U.K. lawmakers in Parliament’s upper chamber proposed adding a carbon target for power generation to energy legislation after an attempt in the lower house failed.
The plan by Nicholas Stern and Ronald Oxburgh, unaffiliated to any party, and Bryony Worthington, a member of the opposition Labour Party, would amend the proposed law to compel the government to set in 2014 a target to decarbonize the power industry by 2030. It will be debated today in the House of Lords.
“The U.K. needs to replace much of its electricity generation infrastructure within the next 15 years or so as old nuclear and fossil fuel power stations reach the end of their lives,” Stern said in an e-mailed statement. “A requirement within the energy bill to set an ambitious target next year to decarbonize the U.K. power sector by 2030, is affordable, responsible and good for growth.”
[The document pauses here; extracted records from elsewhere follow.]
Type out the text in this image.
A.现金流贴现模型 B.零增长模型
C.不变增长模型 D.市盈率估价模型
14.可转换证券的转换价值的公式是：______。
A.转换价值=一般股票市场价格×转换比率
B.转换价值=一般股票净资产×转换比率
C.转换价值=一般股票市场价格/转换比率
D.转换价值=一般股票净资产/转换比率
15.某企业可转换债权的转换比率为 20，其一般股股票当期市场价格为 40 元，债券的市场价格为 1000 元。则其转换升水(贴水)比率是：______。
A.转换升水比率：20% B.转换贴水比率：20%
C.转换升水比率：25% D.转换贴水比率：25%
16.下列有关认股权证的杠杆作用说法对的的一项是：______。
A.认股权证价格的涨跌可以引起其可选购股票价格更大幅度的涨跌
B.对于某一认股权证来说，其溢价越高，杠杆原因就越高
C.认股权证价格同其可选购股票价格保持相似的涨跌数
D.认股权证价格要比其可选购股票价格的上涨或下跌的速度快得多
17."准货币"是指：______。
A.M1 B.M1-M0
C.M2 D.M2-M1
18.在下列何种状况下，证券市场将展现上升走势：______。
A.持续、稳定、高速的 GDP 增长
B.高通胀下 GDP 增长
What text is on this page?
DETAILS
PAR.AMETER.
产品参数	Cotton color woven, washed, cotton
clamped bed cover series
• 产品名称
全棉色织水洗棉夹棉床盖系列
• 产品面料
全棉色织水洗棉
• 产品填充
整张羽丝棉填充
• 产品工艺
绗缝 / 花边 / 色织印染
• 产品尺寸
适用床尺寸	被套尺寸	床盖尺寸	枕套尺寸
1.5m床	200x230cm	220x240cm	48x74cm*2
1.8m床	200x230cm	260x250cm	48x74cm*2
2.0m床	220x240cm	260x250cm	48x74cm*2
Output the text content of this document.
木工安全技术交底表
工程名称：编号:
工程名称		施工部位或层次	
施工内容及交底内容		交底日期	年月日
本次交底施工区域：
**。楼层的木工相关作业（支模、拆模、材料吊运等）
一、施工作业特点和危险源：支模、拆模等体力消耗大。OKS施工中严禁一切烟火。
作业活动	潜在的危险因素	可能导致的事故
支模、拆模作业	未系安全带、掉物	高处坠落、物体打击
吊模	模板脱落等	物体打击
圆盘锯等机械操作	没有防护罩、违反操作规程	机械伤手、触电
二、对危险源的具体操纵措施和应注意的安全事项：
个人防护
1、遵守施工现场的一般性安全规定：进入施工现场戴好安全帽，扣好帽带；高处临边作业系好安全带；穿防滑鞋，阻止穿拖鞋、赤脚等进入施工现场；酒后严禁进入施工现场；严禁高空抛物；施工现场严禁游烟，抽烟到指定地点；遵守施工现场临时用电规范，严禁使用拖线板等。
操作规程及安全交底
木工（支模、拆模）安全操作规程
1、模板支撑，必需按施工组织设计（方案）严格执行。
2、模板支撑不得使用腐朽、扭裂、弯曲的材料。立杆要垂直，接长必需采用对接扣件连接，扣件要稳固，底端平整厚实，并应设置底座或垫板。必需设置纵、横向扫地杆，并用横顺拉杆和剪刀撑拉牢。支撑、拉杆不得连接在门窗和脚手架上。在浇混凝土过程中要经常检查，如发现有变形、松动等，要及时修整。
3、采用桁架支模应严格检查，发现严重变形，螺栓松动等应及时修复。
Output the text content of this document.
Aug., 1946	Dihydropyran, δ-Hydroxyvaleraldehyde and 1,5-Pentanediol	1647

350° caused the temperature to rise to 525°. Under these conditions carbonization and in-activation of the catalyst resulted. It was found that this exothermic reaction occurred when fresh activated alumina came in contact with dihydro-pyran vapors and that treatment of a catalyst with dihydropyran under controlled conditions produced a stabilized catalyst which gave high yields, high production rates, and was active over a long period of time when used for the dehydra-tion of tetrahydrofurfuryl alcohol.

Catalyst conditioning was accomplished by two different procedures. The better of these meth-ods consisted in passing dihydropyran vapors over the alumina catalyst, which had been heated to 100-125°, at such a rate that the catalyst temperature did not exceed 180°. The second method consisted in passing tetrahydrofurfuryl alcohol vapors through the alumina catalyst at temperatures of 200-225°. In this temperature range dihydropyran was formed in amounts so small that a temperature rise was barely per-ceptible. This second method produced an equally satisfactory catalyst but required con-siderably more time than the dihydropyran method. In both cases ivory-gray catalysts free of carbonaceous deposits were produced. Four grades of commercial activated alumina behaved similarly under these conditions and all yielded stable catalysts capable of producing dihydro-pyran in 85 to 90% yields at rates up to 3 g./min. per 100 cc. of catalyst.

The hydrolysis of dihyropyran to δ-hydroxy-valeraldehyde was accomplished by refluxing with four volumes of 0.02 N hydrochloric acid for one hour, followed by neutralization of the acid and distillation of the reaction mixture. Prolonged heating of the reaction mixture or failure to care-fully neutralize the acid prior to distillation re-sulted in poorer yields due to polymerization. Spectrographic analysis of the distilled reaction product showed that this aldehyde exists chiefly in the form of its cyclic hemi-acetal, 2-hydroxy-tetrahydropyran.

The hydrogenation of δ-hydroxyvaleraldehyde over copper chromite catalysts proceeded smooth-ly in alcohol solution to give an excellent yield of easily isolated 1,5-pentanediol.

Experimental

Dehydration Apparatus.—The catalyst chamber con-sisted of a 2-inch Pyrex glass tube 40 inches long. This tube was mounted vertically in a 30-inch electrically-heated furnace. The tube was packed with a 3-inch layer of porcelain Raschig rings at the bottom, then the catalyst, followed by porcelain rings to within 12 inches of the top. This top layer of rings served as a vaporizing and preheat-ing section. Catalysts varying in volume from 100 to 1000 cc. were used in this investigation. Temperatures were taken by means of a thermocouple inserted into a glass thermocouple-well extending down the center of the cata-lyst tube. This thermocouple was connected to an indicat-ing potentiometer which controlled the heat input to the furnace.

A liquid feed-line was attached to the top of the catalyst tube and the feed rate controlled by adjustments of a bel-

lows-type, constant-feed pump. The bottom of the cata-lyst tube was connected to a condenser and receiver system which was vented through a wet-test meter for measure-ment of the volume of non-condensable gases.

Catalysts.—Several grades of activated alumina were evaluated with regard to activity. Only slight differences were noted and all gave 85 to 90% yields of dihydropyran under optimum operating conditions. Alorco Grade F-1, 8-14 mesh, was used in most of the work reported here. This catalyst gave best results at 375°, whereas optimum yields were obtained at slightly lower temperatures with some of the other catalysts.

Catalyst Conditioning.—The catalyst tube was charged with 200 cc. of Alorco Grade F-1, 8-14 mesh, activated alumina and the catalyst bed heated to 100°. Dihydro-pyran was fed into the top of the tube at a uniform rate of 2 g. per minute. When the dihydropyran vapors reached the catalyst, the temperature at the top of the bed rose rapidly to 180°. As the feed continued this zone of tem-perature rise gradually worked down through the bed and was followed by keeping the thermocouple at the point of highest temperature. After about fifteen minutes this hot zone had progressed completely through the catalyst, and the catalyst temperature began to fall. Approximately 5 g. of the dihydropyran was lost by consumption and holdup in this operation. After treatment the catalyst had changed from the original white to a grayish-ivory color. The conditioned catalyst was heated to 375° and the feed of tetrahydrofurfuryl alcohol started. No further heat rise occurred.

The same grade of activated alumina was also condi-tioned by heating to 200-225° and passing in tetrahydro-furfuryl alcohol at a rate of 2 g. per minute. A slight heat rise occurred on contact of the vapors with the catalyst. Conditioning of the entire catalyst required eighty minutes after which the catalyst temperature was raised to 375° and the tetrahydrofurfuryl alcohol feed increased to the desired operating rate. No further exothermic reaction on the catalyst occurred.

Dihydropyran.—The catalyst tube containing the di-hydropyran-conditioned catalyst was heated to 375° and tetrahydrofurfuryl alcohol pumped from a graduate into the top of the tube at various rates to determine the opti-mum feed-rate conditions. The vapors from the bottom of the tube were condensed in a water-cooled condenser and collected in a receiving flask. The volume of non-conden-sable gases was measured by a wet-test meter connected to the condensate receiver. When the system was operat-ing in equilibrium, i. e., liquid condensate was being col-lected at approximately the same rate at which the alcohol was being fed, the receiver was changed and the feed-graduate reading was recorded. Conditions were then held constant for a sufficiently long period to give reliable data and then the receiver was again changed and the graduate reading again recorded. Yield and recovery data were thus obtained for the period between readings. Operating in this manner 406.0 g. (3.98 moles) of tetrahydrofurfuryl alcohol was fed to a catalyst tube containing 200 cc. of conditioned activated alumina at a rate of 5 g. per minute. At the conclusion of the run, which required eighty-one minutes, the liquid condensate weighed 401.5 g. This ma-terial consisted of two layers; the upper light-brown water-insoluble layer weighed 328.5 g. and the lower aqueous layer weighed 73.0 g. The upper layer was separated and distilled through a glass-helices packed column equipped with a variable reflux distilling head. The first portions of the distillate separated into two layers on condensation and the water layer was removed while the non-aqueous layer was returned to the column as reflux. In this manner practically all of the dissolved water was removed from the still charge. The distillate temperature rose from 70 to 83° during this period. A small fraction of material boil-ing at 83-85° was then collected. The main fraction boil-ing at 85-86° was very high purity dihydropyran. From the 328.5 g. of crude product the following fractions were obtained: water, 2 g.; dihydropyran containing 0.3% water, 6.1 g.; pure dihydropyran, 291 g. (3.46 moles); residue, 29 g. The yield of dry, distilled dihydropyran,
Manufacturers including Danish wind turbine maker Vestas Wind Systems A/S (VWS) and France’s nuclear reactor builder Areva SA (AREVA) say the target is needed to send a signal to investors that the government is committed to developing renewable power beyond 2020. The goal was recommended to the government by its own adviser, the Committee on Climate Change.
Instead of setting a goal as soon as possible, ministers included a provision in the law for a target to be set in 2016, after the U.K.’s fifth carbon budget has been set for the five years through 2032. The budgets set out how much carbon dioxide the U.K. can emit in five-year periods to help the country cut emissions by 80 percent in the six decades through 2050.
Labour and rebel members of the ruling Conservative and Liberal Democrat coalition failed in June to amend the bill to include a target when it was debated in the House of Commons.
The bill, introduced to Parliament 11 months ago, seeks to stimulate 110 billion pounds ($178 billion) of investment in power stations and the electricity grid, needed as aging generators retire from service.
A “target could unlock billions of pounds of private investment in the U.K. power sector, generating a much-needed and sustainable boost to economic growth, and providing the extra capacity necessary to keep the lights on,” Stern said.